What exactly do you mean by "class methods"? Do you mean 'static' member methods?
Consider that I am almost always gathering the inputs to instantiate
one or more objects, but I gather and validate -- and then
instantiate. Maybe I should instantiate an empty object and then use
class methods to validate the inputs?
Maybe. It depends on what you mean by "class methods".
There are a few frameworks that do this in several phases actually. Its
called binding and validating.
In the binding phase, values are parsed into appropriate data types, and
stored in the model (Form object as it is sometimes called). If the
data can not be parsed, or the model rejects the value immediately, it
is a binding error.
In the validation phase, the values are checked for correctness. This is
often a secondary phase because some values are interdependent.

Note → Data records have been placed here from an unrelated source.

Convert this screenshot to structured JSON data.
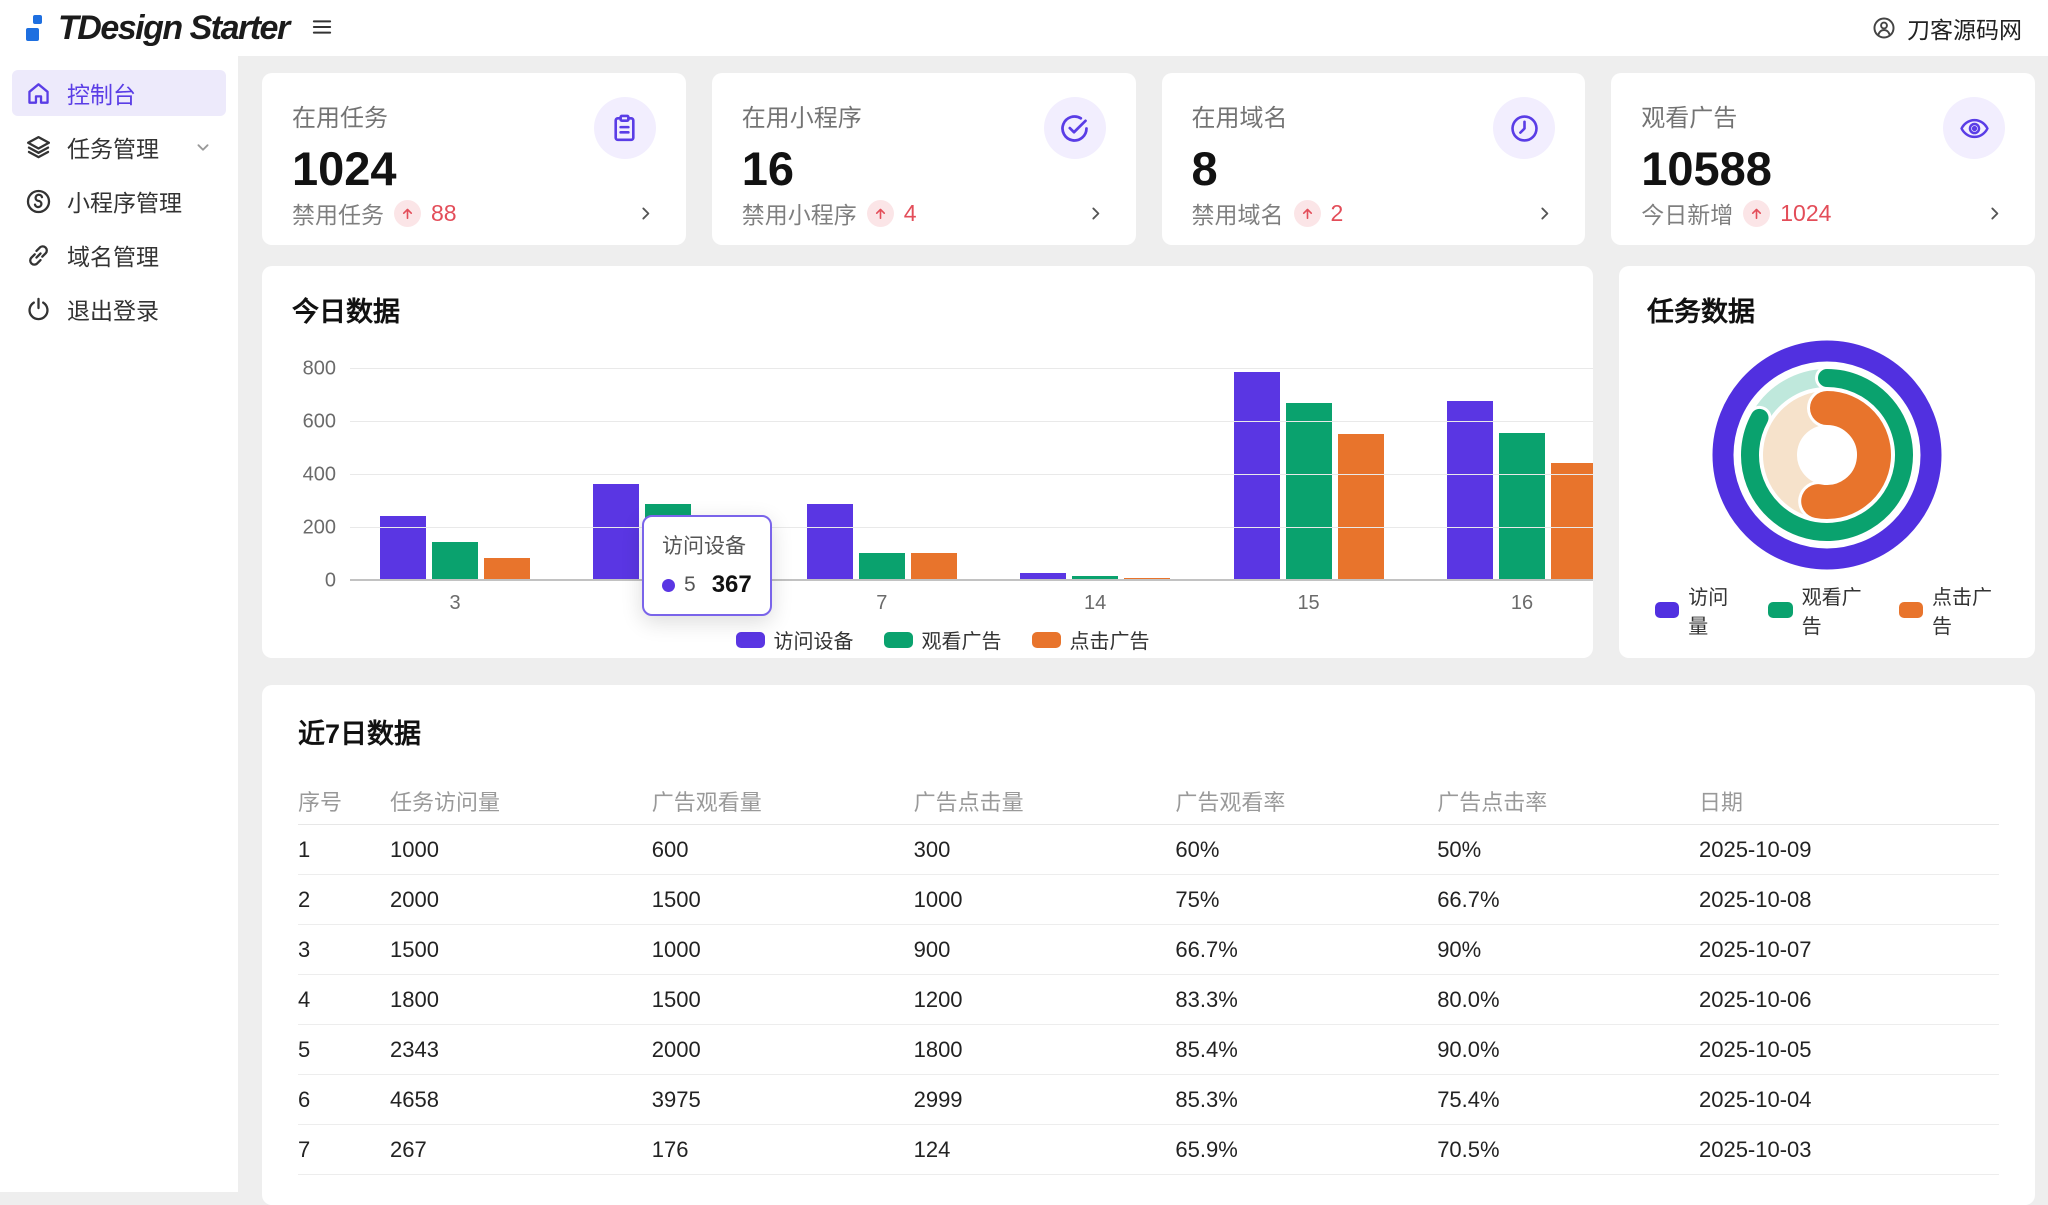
{
  "header": {
    "brand": "TDesign Starter",
    "user": {
      "name": "刀客源码网"
    }
  },
  "sidebar": {
    "items": [
      {
        "key": "dashboard",
        "label": "控制台",
        "icon": "home-icon",
        "active": true,
        "chevron": false
      },
      {
        "key": "tasks",
        "label": "任务管理",
        "icon": "layers-icon",
        "active": false,
        "chevron": true
      },
      {
        "key": "miniprogram",
        "label": "小程序管理",
        "icon": "miniprogram-icon",
        "active": false,
        "chevron": false
      },
      {
        "key": "domains",
        "label": "域名管理",
        "icon": "link-icon",
        "active": false,
        "chevron": false
      },
      {
        "key": "logout",
        "label": "退出登录",
        "icon": "power-icon",
        "active": false,
        "chevron": false
      }
    ]
  },
  "stat_cards": [
    {
      "key": "active-tasks",
      "label": "在用任务",
      "value": "1024",
      "icon": "clipboard-icon",
      "footer_label": "禁用任务",
      "footer_value": "88"
    },
    {
      "key": "active-miniprograms",
      "label": "在用小程序",
      "value": "16",
      "icon": "check-circle-icon",
      "footer_label": "禁用小程序",
      "footer_value": "4"
    },
    {
      "key": "active-domains",
      "label": "在用域名",
      "value": "8",
      "icon": "clock-icon",
      "footer_label": "禁用域名",
      "footer_value": "2"
    },
    {
      "key": "ad-views",
      "label": "观看广告",
      "value": "10588",
      "icon": "eye-icon",
      "footer_label": "今日新增",
      "footer_value": "1024"
    }
  ],
  "chart_data": [
    {
      "type": "bar",
      "title": "今日数据",
      "categories": [
        "3",
        "5",
        "7",
        "14",
        "15",
        "16"
      ],
      "series": [
        {
          "name": "访问设备",
          "color": "#5A36E3",
          "values": [
            245,
            367,
            290,
            30,
            790,
            680
          ]
        },
        {
          "name": "观看广告",
          "color": "#0AA26E",
          "values": [
            148,
            290,
            105,
            18,
            670,
            560
          ]
        },
        {
          "name": "点击广告",
          "color": "#E8742C",
          "values": [
            88,
            245,
            105,
            10,
            555,
            445
          ]
        }
      ],
      "ylim": [
        0,
        800
      ],
      "yticks": [
        0,
        200,
        400,
        600,
        800
      ],
      "grid": true,
      "legend_position": "bottom",
      "tooltip": {
        "name": "访问设备",
        "category": "5",
        "value": "367"
      }
    },
    {
      "type": "pie",
      "title": "任务数据",
      "rings": [
        {
          "name": "访问量",
          "color": "#5130E0",
          "pct": 100,
          "rest_color": "#5130E0"
        },
        {
          "name": "观看广告",
          "color": "#0AA26E",
          "pct": 83,
          "rest_color": "#BFE8DC"
        },
        {
          "name": "点击广告",
          "color": "#E8742C",
          "pct": 53,
          "rest_color": "#F6E2CB"
        }
      ],
      "legend_position": "bottom"
    }
  ],
  "table": {
    "title": "近7日数据",
    "columns": [
      "序号",
      "任务访问量",
      "广告观看量",
      "广告点击量",
      "广告观看率",
      "广告点击率",
      "日期"
    ],
    "rows": [
      [
        "1",
        "1000",
        "600",
        "300",
        "60%",
        "50%",
        "2025-10-09"
      ],
      [
        "2",
        "2000",
        "1500",
        "1000",
        "75%",
        "66.7%",
        "2025-10-08"
      ],
      [
        "3",
        "1500",
        "1000",
        "900",
        "66.7%",
        "90%",
        "2025-10-07"
      ],
      [
        "4",
        "1800",
        "1500",
        "1200",
        "83.3%",
        "80.0%",
        "2025-10-06"
      ],
      [
        "5",
        "2343",
        "2000",
        "1800",
        "85.4%",
        "90.0%",
        "2025-10-05"
      ],
      [
        "6",
        "4658",
        "3975",
        "2999",
        "85.3%",
        "75.4%",
        "2025-10-04"
      ],
      [
        "7",
        "267",
        "176",
        "124",
        "65.9%",
        "70.5%",
        "2025-10-03"
      ]
    ]
  },
  "colors": {
    "brand_purple": "#5A3DE6",
    "green": "#0AA26E",
    "orange": "#E8742C",
    "red": "#E34D59",
    "badge_bg": "#FBE5E7",
    "icon_circle_bg": "#F2EEFE",
    "sidebar_active_bg": "#EDEAFB",
    "logo_blue": "#1E6FE0",
    "page_bg": "#EEEEEE"
  }
}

If, after validation, you want to have an immutable object, then you
could treat your Form object more as a Builder object, and have it
construct the Real object, which is fully populated and validated.

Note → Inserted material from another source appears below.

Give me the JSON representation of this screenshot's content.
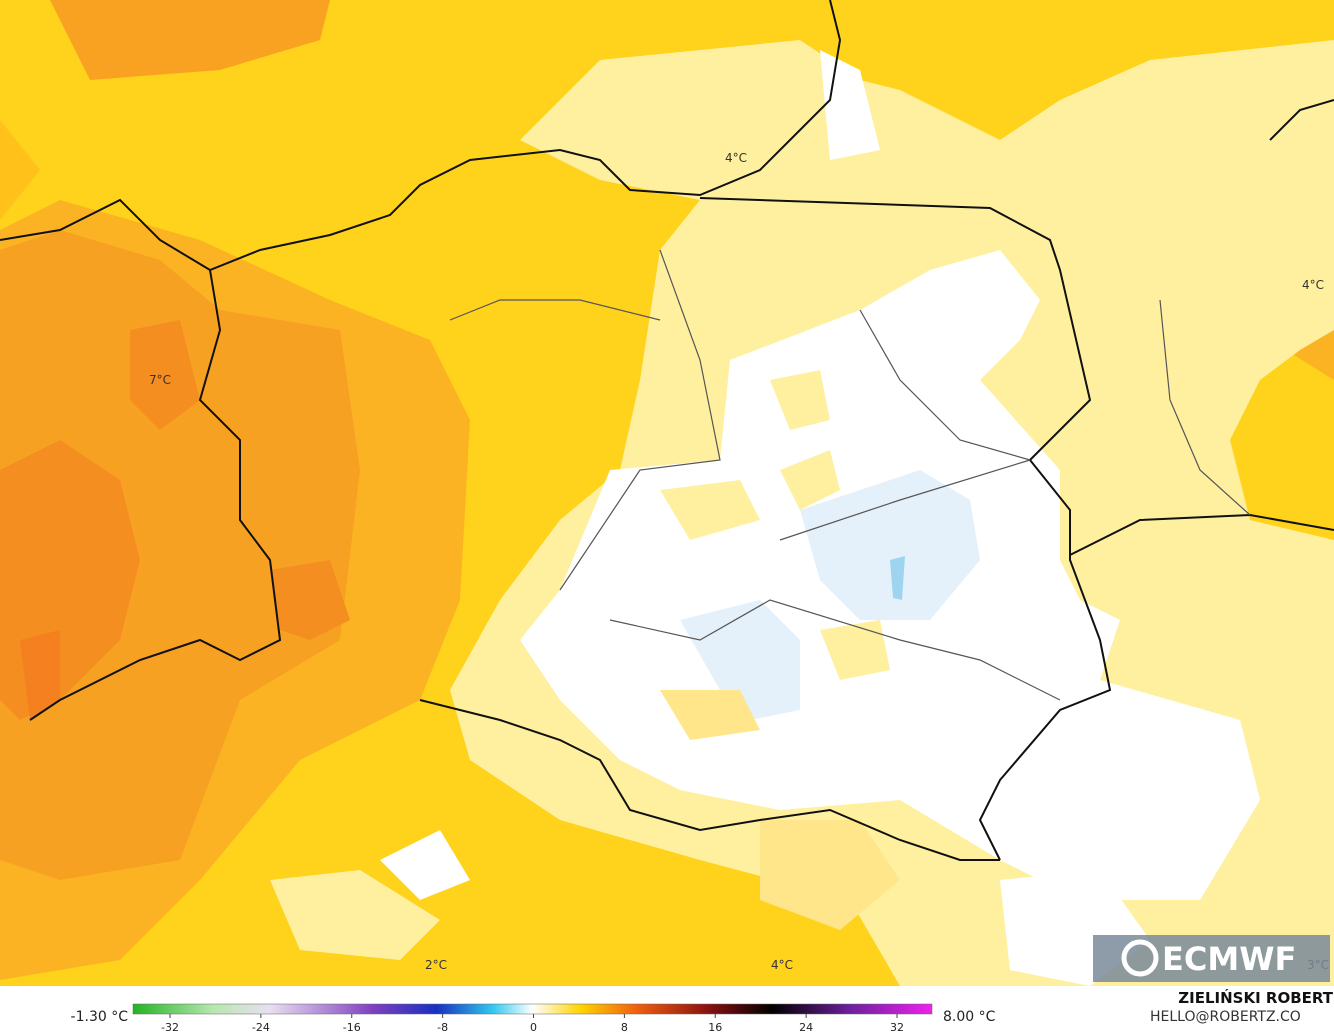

Alternatively, you could use the Form object as a "Parameter" object for
a different Builder class, to keep the concerns of the Form object more
pure.
I suggest looking into different frameworks, rather than trying to
roll-your-own. There are a lot of gotchas that can be avoided, and
boilerplate code you can rid yourself of. I've had moderate luck with
Spring Binding. If you have typical use-cases it works well. If you
have more complicated forms, for instance complex dynamic items, then
there is some shoehorning needed to make it work correctly.
Rolling your own isn't actually that hard, but you won't get the breadth, depth or solidity of a framework with thousands of manhours invested in it already. Then again, you might not need all that.
There are plenty of better frameworks out there than Spring. There's JSF, regular old JSP with EL and JSTL, and Struts, to name three.
Your use of the term "class methods", OP, suggests that you need to study Java some more, and likely also servlets and presentation technologies some more. Look up the "Model 2" web-application paradigm. Then go with JSP/EL or JSF/Facelets.